Дмитрий Биленкин
Художник
* * *
Наконец ему повезло: после долгого кружения над болотами он заметил нетронутую излучину реки. Птерокар, трепеща крыльями, как бабочка, опустился на поляну с густой травой. От сильного тока воздуха колыхнулось лиловое пламя кипреев. С ветки сосны в паническом ужасе сорвалась какая-то пичуга. “Уить… ить… ить”, — её икающий голосок потерялся в шуме леса.
Ещё не веря себе, Глеб обошёл мыс. Светлый пунктир болотных оконцев очерчивал мыс с тыла. В речных бочагах гуляла рыба. Ни траурного пепелища костров, ни следа босых ног на ослепительном прибрежном песке. Приметы весеннего половодья — мочала сухой травы — сигнальными флажками покачивались в кустарнике.

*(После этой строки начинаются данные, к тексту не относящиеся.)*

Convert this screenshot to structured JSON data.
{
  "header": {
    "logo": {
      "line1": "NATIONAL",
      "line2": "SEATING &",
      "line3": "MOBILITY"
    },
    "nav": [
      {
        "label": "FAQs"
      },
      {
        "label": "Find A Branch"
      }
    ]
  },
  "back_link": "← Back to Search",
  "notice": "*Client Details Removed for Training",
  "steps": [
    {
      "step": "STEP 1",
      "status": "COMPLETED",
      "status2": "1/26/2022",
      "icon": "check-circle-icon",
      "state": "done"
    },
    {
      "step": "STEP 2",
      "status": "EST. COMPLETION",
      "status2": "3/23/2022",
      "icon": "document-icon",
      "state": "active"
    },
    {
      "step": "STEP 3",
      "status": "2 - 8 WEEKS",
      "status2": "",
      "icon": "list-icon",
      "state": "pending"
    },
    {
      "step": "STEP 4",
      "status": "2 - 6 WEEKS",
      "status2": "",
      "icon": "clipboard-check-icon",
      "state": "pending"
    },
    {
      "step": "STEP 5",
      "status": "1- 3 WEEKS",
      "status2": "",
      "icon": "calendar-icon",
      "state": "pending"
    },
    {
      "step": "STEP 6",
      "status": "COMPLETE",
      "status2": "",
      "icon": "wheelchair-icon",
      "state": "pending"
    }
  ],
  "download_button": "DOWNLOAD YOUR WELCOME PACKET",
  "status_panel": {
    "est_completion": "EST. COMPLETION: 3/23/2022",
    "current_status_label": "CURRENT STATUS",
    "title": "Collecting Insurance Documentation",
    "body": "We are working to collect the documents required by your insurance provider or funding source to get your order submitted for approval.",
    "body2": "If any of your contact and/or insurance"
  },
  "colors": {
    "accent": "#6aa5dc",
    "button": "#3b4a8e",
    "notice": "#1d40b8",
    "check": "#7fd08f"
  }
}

Глеб издал вопль дикаря — туристы проглядели этот оазис! Желание исполнилось: он был там, где ему хотелось быть.
Пошли дни, наполненные суетным шорохом трав, невозмутимым движением облаков, горячим светом солнца. Первое время сонно и упоительно кружилась голова. Глеб испытывал чувство, будто у него медленно раскрываются глаза.
Он прекрасно понимал, что его попытка — анахронизм. Может быть, прихоть. Рисовать нетронутую природу, которой уже почти не осталось, — зачем? Был Шишкин, был Левитан, было множество других художников, для которых все это не было экзотикой, — что после них может сказать он?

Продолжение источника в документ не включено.